EAWAG Subsurface Research Partnership: Advancing Machine Learning in Groundwater Risk Analysis

Our groundwater arsenic research partner, Dr. Joel Podgorski from the Swiss Federal Institute of Aquatic Science and Technology (EAWAG), visited our facility from March 31 to April 9. Dr. Podgorski is an internationally renowned scholar in the fields of groundwater quality and environmental risk assessment. His research focuses on leveraging advanced artificial intelligence and machine learning techniques for the spatial prediction and risk mapping of subsurface contaminants. During his visit, he delivered a keynote presentation titled "Machine Learning for Large-Scale Groundwater Quality Hazard and Risk Assessment and Associated Applications."
During Dr. Joel Podgorski's stay in Taiwan, Prof. Ching-Ping Liang from our Climate Change Groundwater Adaptation Research Team, along with Assistant Prof. Chia-Ju Chung from the Department of Computer Science and Information Engineering at National Central University, engaged in profound academic discussions regarding AI and machine learning applications. Technical presentations included a briefing by Dr. Thu-Yuan Nguyen on an AI/ML-driven surrogate model for multi-species transport (encompassing chlorinated solvent degradation products and radionuclide decay chains). Additionally, PhD Candidate Yu-Chieh Ho presented a 3D Taoyuan groundwater flow model developed using the specialized THMC software created by Chair Professor Gwo-Fong Ya at National Central University. Furthermore, first-year master's student Cheng-You Liu presented an AI/ML-driven surrogate model based on the 3D Taoyuan climate change framework, and Yu-Hsuan Zhan presented an AI/ML predictive model for groundwater nitrate tracking.

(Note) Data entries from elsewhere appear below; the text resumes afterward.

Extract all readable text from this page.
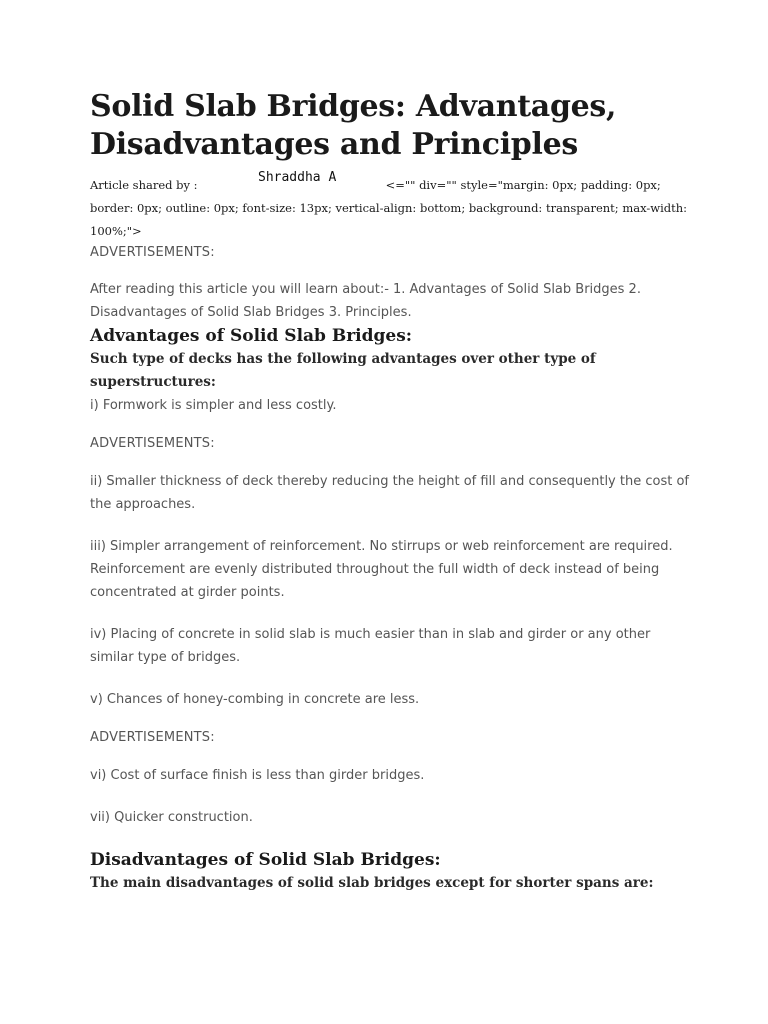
Solid Slab Bridges: Advantages, Disadvantages and Principles
Article shared by :	Shraddha A	<="" div="" style="margin: 0px; padding: 0px; border: 0px; outline: 0px; font-size: 13px; vertical-align: bottom; background: transparent; max-width: 100%;">
ADVERTISEMENTS:

After reading this article you will learn about:- 1. Advantages of Solid Slab Bridges 2. Disadvantages of Solid Slab Bridges 3. Principles.

Advantages of Solid Slab Bridges:

Such type of decks has the following advantages over other type of superstructures:

i) Formwork is simpler and less costly.

ADVERTISEMENTS:

ii) Smaller thickness of deck thereby reducing the height of fill and consequently the cost of the approaches.

iii) Simpler arrangement of reinforcement. No stirrups or web reinforcement are required. Reinforcement are evenly distributed throughout the full width of deck instead of being concentrated at girder points.

iv) Placing of concrete in solid slab is much easier than in slab and girder or any other similar type of bridges.

v) Chances of honey-combing in concrete are less.

ADVERTISEMENTS:

vi) Cost of surface finish is less than girder bridges.

vii) Quicker construction.

Disadvantages of Solid Slab Bridges:

The main disadvantages of solid slab bridges except for shorter spans are:
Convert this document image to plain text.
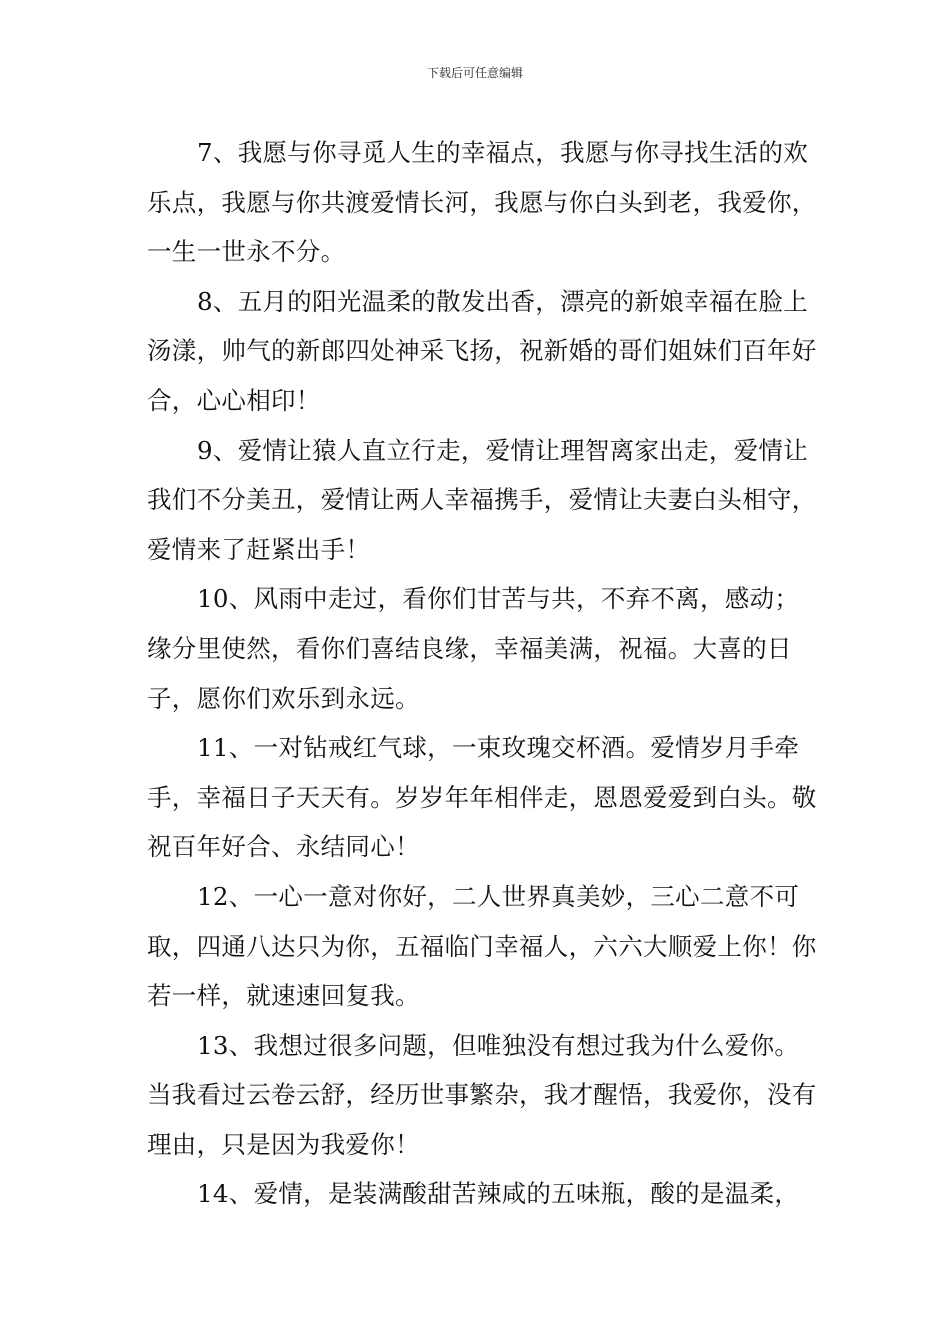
下载后可任意编辑

7、我愿与你寻觅人生的幸福点，我愿与你寻找生活的欢乐点，我愿与你共渡爱情长河，我愿与你白头到老，我爱你，一生一世永不分。

8、五月的阳光温柔的散发出香，漂亮的新娘幸福在脸上汤漾，帅气的新郎四处神采飞扬，祝新婚的哥们姐妹们百年好合，心心相印！

9、爱情让猿人直立行走，爱情让理智离家出走，爱情让我们不分美丑，爱情让两人幸福携手，爱情让夫妻白头相守，爱情来了赶紧出手！

10、风雨中走过，看你们甘苦与共，不弃不离，感动；缘分里使然，看你们喜结良缘，幸福美满，祝福。大喜的日子，愿你们欢乐到永远。

11、一对钻戒红气球，一束玫瑰交杯酒。爱情岁月手牵手，幸福日子天天有。岁岁年年相伴走，恩恩爱爱到白头。敬祝百年好合、永结同心！

12、一心一意对你好，二人世界真美妙，三心二意不可取，四通八达只为你，五福临门幸福人，六六大顺爱上你！你若一样，就速速回复我。

13、我想过很多问题，但唯独没有想过我为什么爱你。当我看过云卷云舒，经历世事繁杂，我才醒悟，我爱你，没有理由，只是因为我爱你！

14、爱情，是装满酸甜苦辣咸的五味瓶，酸的是温柔，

Dr. Podgorski served as the lead author alongside Dr. Michael Berg on a landmark paper published in the journal Science in 2020, titled "Global threat of arsenic in groundwater," which has secured over 1,296 citations, profoundly shaping global understanding of arsenic contamination hazards (Science DOI). EAWAG researchers (Kai-Yun Li, Joel Podgorski, and Michael Berg) also collaborated with our team at the Center for Advanced Model Research Development and Application (CAMRDA), including Adjunct Researcher Ching-Ping Liang, Director Sui-Sheng Chen, and Research Assistant Rui-Yu Zhang. This collaborative effort resulted in the 2026 paper primarily authored by Dr. Kai-Yun Li, titled "Groundwater arsenic in Taiwan: From Mid-20th-Century crisis to predictive models for risk mitigation strategies," published in the top-tier journal Environment International (Environment International DOI).
Special gratitude is extended to CEO Yen-Pu Hsu, who leads our National Science and Technology Council (NSTC) Proof of Concept (PoC) initiative, "Scientific Research Entrepreneurship Program: Multi-Application Services for Next-Generation Subsurface Environmental Simulation Software under Net-Zero Emissions and Water Environment Challenges," for his thoughtful arrangements and hospitality during Dr. Joel Podgorski's visit to Taiwan.
Empowering Subsurface Risk Mitigation with AI-Assisted Environmental Modeling
By integrating advanced machine learning architectures with conventional physical frameworks, our joint research initiatives pave the way for accelerated environmental management. Utilizing data-driven surrogate systems allows for rapid execution of heavy numerical constraints. This breakthrough translates into scalable benefits for engineering groups seeking predictive stability across multi-species decay pathways and regional Groundwater Contamination Assessment projects.